Respecto a lo de “grande”, imagino que se retrotraen a sus dominios coloniales, dominios que han ido perdiendo en sucesivas guerras sangrientas, que solo han creado desolación y residuos culturales de la peor especie (como la violencia y el machismo), sobre todo en Latinoamérica, además de provocar sucesivas quiebras financieras como ningún otro Estado en la historia. El proceso de encogimiento (shrinking process) ha sido constante y será por eso que las clases dominantes españolas tratan de apedazar a palos los territorios que les quedan bajo control, como Catalunya, que además quiere zafarse de sus garras.

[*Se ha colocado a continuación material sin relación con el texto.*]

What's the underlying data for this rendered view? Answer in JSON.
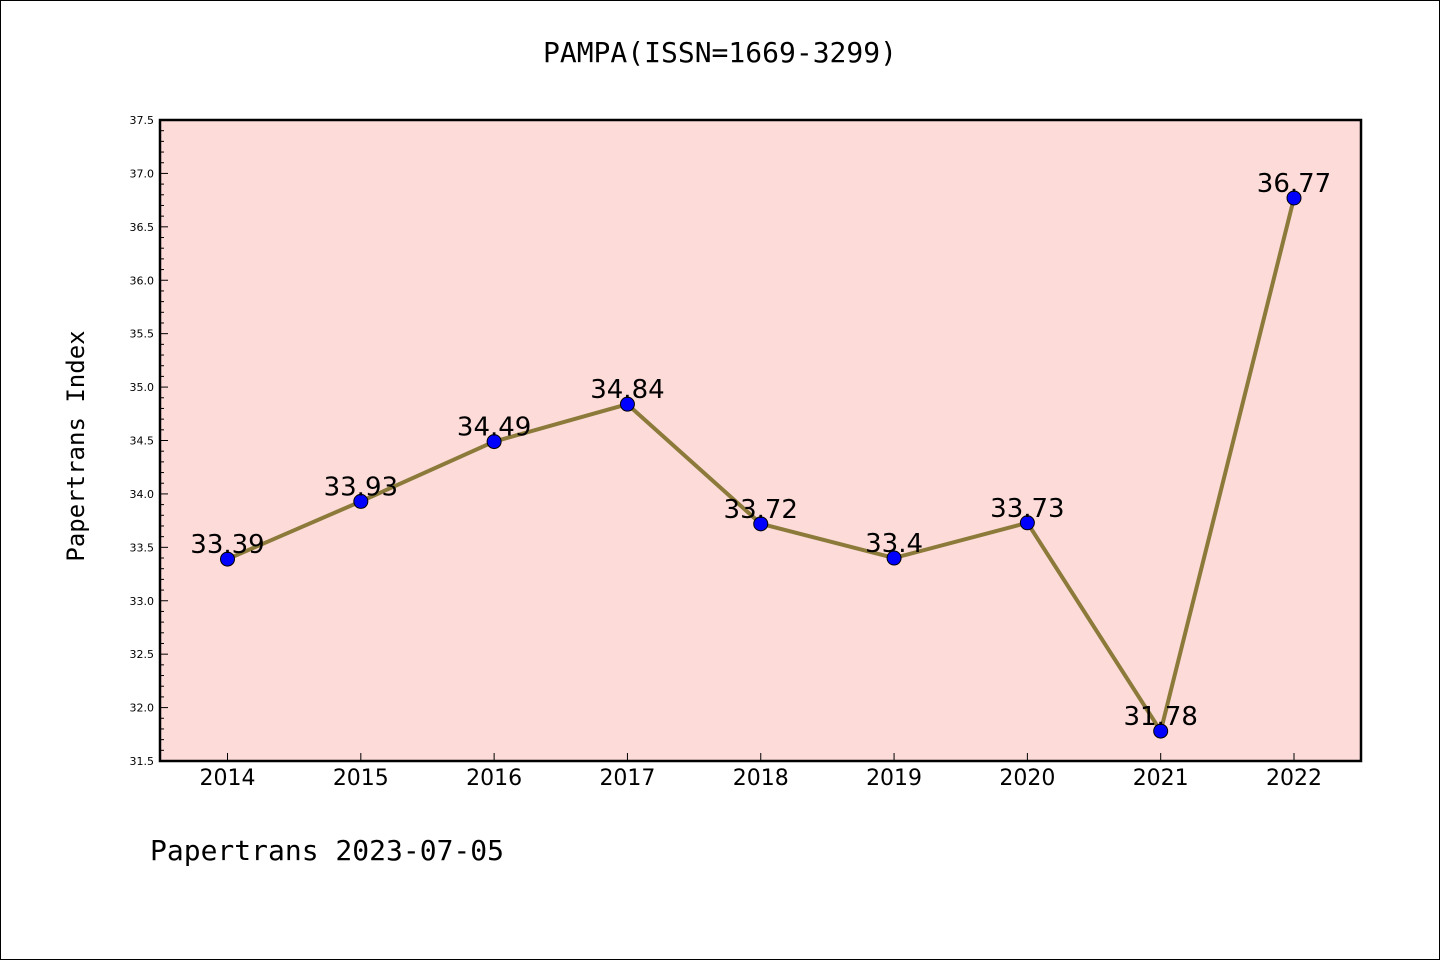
{
  "chart_data": {
    "type": "line",
    "title": "PAMPA(ISSN=1669-3299)",
    "xlabel": "",
    "ylabel": "Papertrans Index",
    "categories": [
      "2014",
      "2015",
      "2016",
      "2017",
      "2018",
      "2019",
      "2020",
      "2021",
      "2022"
    ],
    "series": [
      {
        "values": [
          33.39,
          33.93,
          34.49,
          34.84,
          33.72,
          33.4,
          33.73,
          31.78,
          36.77
        ]
      }
    ],
    "data_labels": [
      "33.39",
      "33.93",
      "34.49",
      "34.84",
      "33.72",
      "33.4",
      "33.73",
      "31.78",
      "36.77"
    ],
    "ylim": [
      31.5,
      37.5
    ],
    "yticks": [
      "31.5",
      "32.0",
      "32.5",
      "33.0",
      "33.5",
      "34.0",
      "34.5",
      "35.0",
      "35.5",
      "36.0",
      "36.5",
      "37.0",
      "37.5"
    ],
    "grid": false,
    "colors": {
      "plot_background": "#fddbd8",
      "line": "#8c7a3a",
      "marker": "#0000ff"
    }
  },
  "footer": "Papertrans 2023-07-05"
}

Por último nos queda el atributo “libre”, que es un atributo teórico que nunca ha tenido cabida en el Estado, desde que éste se constituyó como tal. En esta amplia zona de la península han habido muy pocos episodios temporales en los que se hayan desarrollado plenamente las libertades básicas. No sólo la libertad de palabra, de acción y asociación, sino tampoco la “libertad de mercado”, aunque ellos se declaren “liberales” en el campo económico. Este Estado es y ha sido siempre un “Estado de funcionarios”, no de “servidores públicos” como son esos ciudadanos en los países anglosajones.
La sentencia contra los líderes independentistas ha abierto una nueva vía en el Derecho penal español, en la que un manoseado guion pasa por distintos agentes (siempre los mismos): unos denunciantes o querellantes (la derecha de la extrema derecha), unos jueces de instrucción vinculados al “Estado profundo”, una policía judicial (la Guardia Civil) con antecedentes franquistas, una fiscalía agresiva y patriotera y unos magistrados puestos en el núcleo de poder por el gobierno de turno. Todo ello muy zafio y muy cruel. A partir de aquí, todos podemos ser declarados secesionistas confesos. Una aberración.

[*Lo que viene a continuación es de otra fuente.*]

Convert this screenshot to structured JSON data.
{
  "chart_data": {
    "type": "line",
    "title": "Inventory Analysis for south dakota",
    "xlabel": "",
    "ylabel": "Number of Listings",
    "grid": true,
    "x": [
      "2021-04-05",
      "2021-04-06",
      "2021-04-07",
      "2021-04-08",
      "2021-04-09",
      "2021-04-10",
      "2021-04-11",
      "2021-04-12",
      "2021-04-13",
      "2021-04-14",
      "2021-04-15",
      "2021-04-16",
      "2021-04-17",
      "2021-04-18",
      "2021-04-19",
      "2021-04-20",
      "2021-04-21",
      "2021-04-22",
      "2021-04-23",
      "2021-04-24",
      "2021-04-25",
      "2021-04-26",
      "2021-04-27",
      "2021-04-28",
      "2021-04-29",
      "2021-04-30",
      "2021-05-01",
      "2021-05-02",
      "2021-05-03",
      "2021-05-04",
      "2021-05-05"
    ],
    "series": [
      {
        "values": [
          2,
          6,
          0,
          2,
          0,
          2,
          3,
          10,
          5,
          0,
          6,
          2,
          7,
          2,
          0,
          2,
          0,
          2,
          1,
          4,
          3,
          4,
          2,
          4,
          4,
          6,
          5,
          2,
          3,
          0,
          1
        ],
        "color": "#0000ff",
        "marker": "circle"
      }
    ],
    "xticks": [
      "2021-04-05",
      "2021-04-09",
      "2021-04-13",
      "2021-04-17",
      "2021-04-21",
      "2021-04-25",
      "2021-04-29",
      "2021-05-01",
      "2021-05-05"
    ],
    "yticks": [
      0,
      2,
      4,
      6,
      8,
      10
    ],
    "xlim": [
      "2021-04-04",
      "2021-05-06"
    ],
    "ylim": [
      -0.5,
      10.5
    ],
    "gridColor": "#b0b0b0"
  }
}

Y este proceso de degradación moral ha puesto de manifiesto que el Estado español todavía no ha superado la fase del “poder condigno”, el poder sobre los demás a través de la violencia física (la porra), psicológica (la criminalización) o sociológica (la potenciación del miedo). Esta es la mejor prueba de su condición pre-democrática, ya que nunca han sido capaces de abandonar el “poder condigno” (una señal clara sería alejar de Catalunya a las fuerzas de ocupación) y entrar en el terreno del “poder compensatorio”, que supondría negociar, dialogar, ofrecer algo a cambio. Lo más llamativo es que han dejado para su masa poblacional adicta (los españoles orgullosos de serlo), la aplicación del “poder condicionado”, un poder sublimador y alienante que anula su capacidad crítica, si es que alguna vez la tuvieron. Esto explica su docilidad frente al poder del Estado y nos recuerda la profecía de Étienne de la Boétie, el amigo de Montaigne, cuando se refería a la “servidumbre voluntaria”, en la que el pueblo acepta complacido la tiranía del Leviathan.

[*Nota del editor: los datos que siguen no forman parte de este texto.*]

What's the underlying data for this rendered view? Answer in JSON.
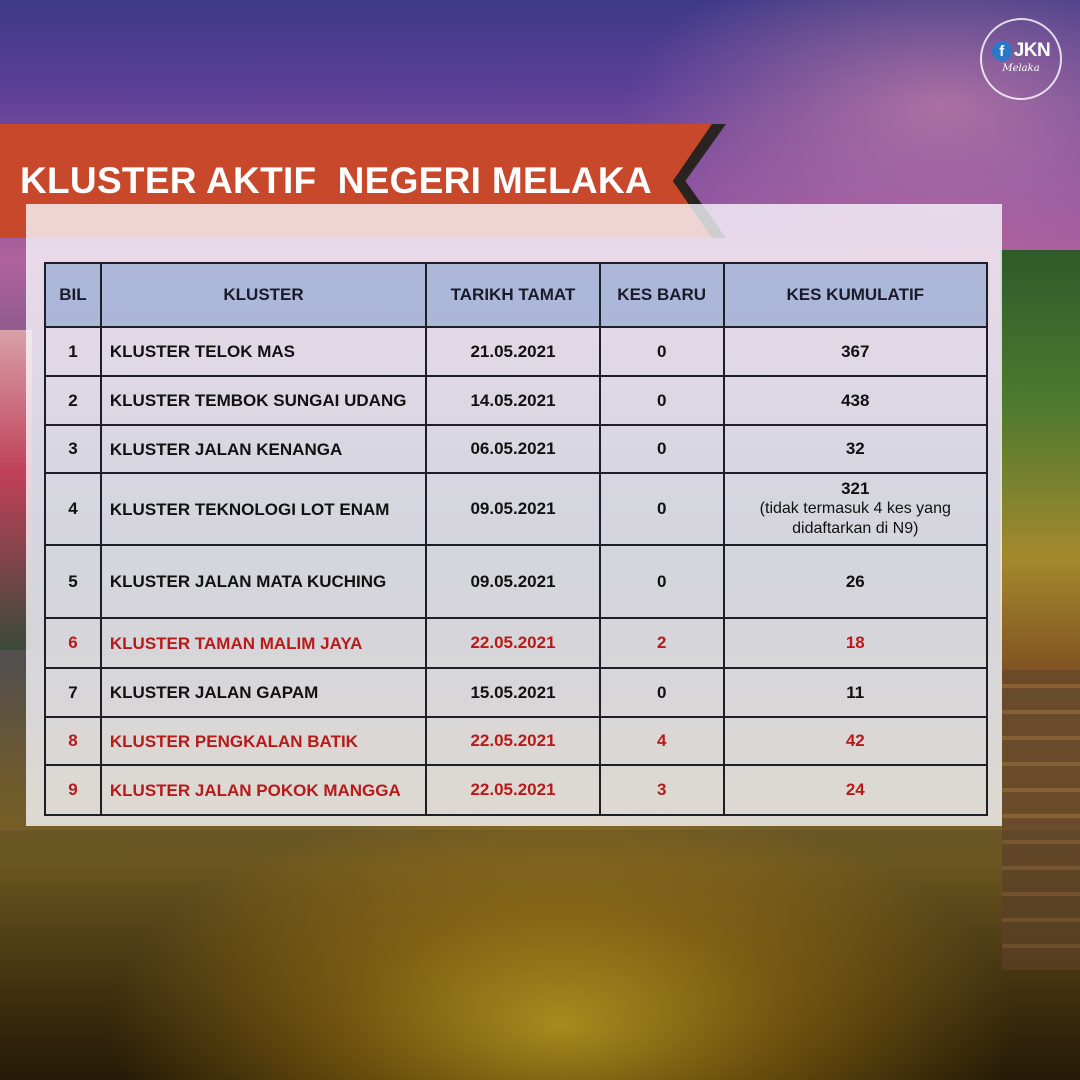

Y es que en términos de grandes ciclos históricos, el Estado español es un caso atípico. Las corrientes renacentistas, previas a la constitución del Estado, quedaron sometidas al dictado real. Pasó de puntillas sobre la Ilustración e incluso hizo lo imposible para cercenar sus incipientes focos. Despreció la Revolución Industrial por un rechazo a la técnica y un miedo absurdo a la capacidad del movimiento obrero organizado. Y luego (ya en el siglo XX) hizo un salto mortal para la creación de una infraestructura industrial cara e ineficiente, que acabó siendo desmontada de mala manera y a cargo del contribuyente. Después ha llegado el apalancamiento, el capital riesgo y los grandes fondos de inversión internacionales: puro maquillaje. Porque así no se llega a la modernidad, que es un proceso gradual y acumulativo, donde no valen las trampas para mejorar nota. Lo he dicho muchas veces y lo repito: no se puede pasar de la cabra a Internet en un plis-plas.
El Estado español está a la deriva. No hay otra alternativa que salirse de este círculo infernal tan pronto como se pueda. Caminos los hay, pero hay que saber elegirlos.